97. Lidena "Tanrı'nın Hediyesi 'Ölüm'"

761 128 48
                                        

Tabii, Tanrı'nın işine akıl sır erdirilemezdi. Çünkü biz ondan kopmuş ama asla bir bütün olduğumuzda o olamayacaklarız. Bu yüzden insan kendini ne kadar azim ile çalıştırsa da akılının sınırları vardı. Tanrı'nın çizdiğince.

Peki, insandan da üstün bir ırkın geldiğini varsayarsak Lidena bu ırkın içerisinde olabilir miydi?

Belki de.

Kılıç ateşi ikiye böldü. Geniş bir kapı açtı genç kıza. Siyah duman, is kokusu ve karanlık bir kapı. Asır'ın masmavi bedenine baktı ve sonrasında sessizce ayağa kalktı. Kendisi Sed Aruz'u öldürmek istiyordu, istiyordu elbet ama ondan önce öğrenmesi gereken bazı şeyler vardı. Şu mistik yaratıkların anlatmak istediği şeyler.

Siyah dumandan kapıyı geçip de garip bir yere geldiğinde geriye döndü. Son bir defa kapıya baktı ve gözlerini tekrardan etrafta gezdirdi. Sabırım imparatorluğun sarayındaydı. Hiçbir tavan bu kadar yüksek yapılamazdı. Ellerini saçlarına attı ve geriye doğru taradı. İşte tam o esnada Sed Aruz'u duymuştu.

"Demek sen de rüyalara girebiliyorsun." dediğinde Lidena arkasını döndü ve kendisini izleyen yaşlı adama baktı.

"Söyle bana.

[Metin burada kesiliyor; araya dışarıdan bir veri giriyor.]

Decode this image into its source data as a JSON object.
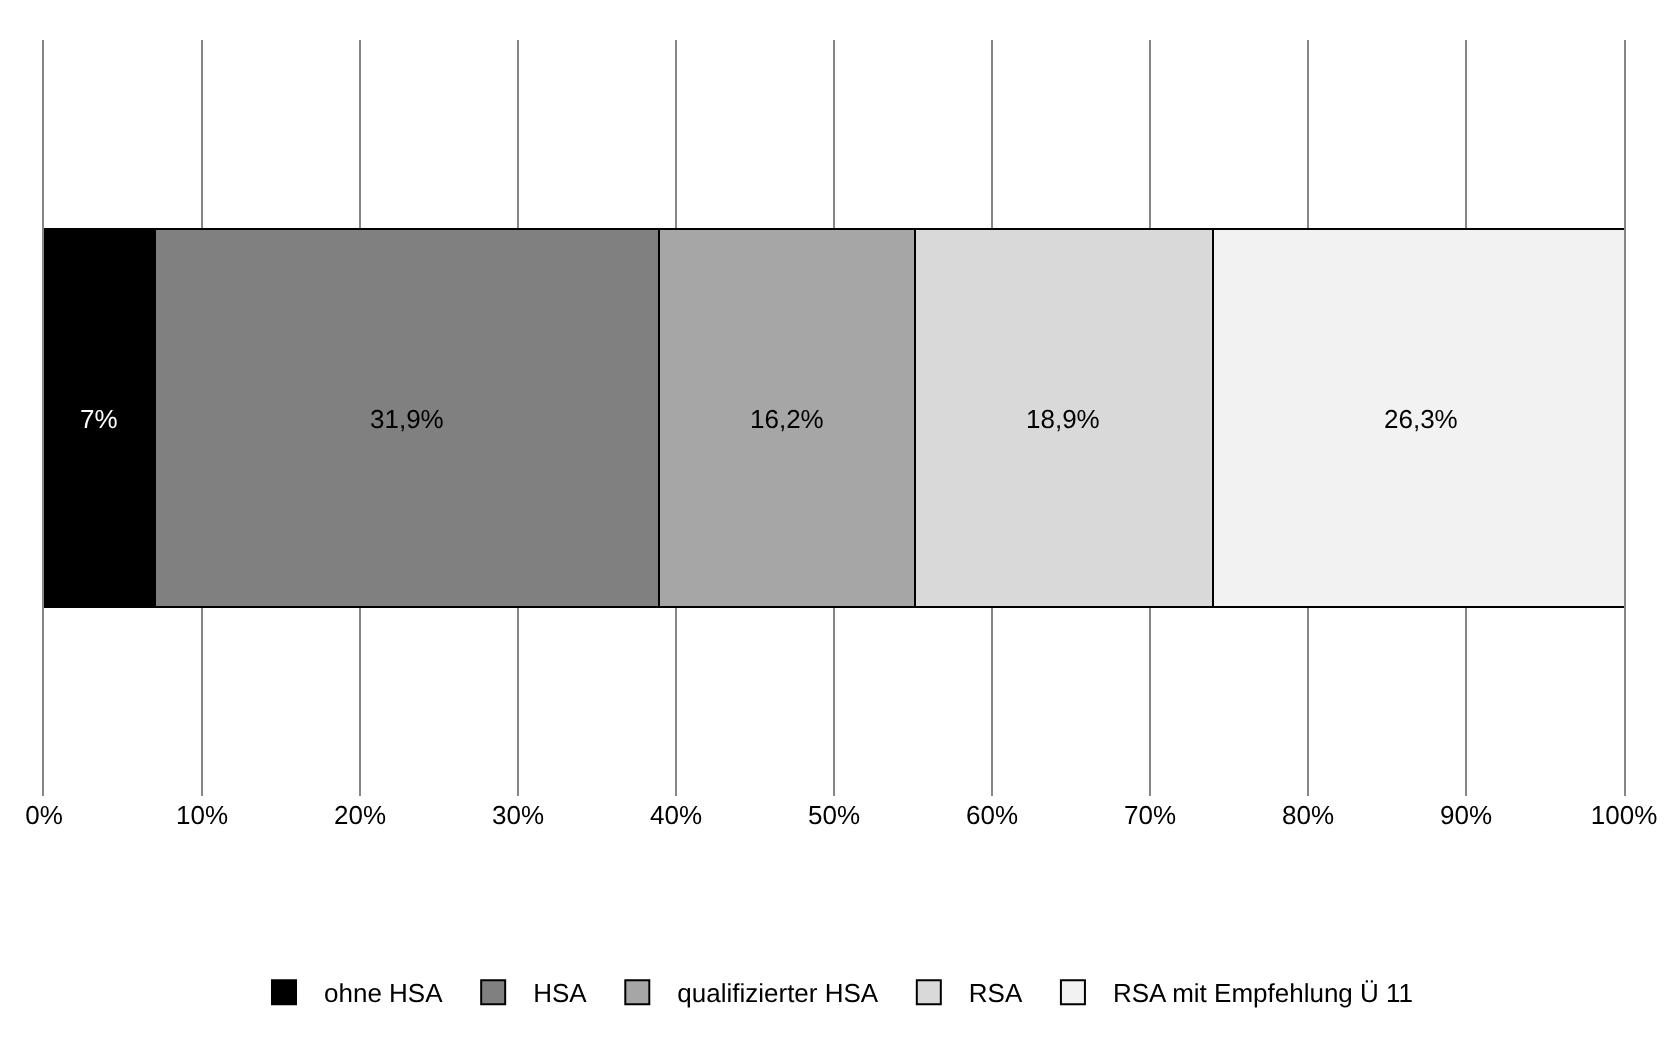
{
  "chart_data": {
    "type": "bar",
    "orientation": "horizontal",
    "stacked": true,
    "categories": [
      null
    ],
    "series": [
      {
        "name": "ohne HSA",
        "color": "#000000",
        "values": [
          7
        ],
        "value_labels": [
          "7%"
        ]
      },
      {
        "name": "HSA",
        "color": "#808080",
        "values": [
          31.9
        ],
        "value_labels": [
          "31,9%"
        ]
      },
      {
        "name": "qualifizierter HSA",
        "color": "#a6a6a6",
        "values": [
          16.2
        ],
        "value_labels": [
          "16,2%"
        ]
      },
      {
        "name": "RSA",
        "color": "#d9d9d9",
        "values": [
          18.9
        ],
        "value_labels": [
          "18,9%"
        ]
      },
      {
        "name": "RSA mit Empfehlung Ü 11",
        "color": "#f2f2f2",
        "values": [
          26.3
        ],
        "value_labels": [
          "26,3%"
        ]
      }
    ],
    "xlim": [
      0,
      100
    ],
    "xticks": [
      {
        "value": 0,
        "label": "0%"
      },
      {
        "value": 10,
        "label": "10%"
      },
      {
        "value": 20,
        "label": "20%"
      },
      {
        "value": 30,
        "label": "30%"
      },
      {
        "value": 40,
        "label": "40%"
      },
      {
        "value": 50,
        "label": "50%"
      },
      {
        "value": 60,
        "label": "60%"
      },
      {
        "value": 70,
        "label": "70%"
      },
      {
        "value": 80,
        "label": "80%"
      },
      {
        "value": 90,
        "label": "90%"
      },
      {
        "value": 100,
        "label": "100%"
      }
    ],
    "grid": "x",
    "legend": "bottom",
    "tick_labels": "x"
  }
}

Benim yapamayacağım büyü var mı bu topraklarda?" diyerek olduğu yerde durdu ve adamı izledi.

"Burada duran şey ruhumuz. Biliyorsun değil mi?" dedi yaşlı adam. "Eğer burada ölürsen bedenine dönecek bir ruhun kalmaz."

Lidena hafifçe kafasını salladı.

"Bilgi için teşekkürler." diyerek yaşlı adama doğru yürüdü ve gözlerinin içine baktı. "Şimdi bana anlat bakalım. Ölüm kimdir ve neden yer yüzüne gelmiştir?" dediğinde Sed Aruz ellerini arkasına aldı ve genç kıza alayla baktı.

"Bundan sana ne ola?" demişti, tabii sonrasını duyana kadar sürmüştü bu alay.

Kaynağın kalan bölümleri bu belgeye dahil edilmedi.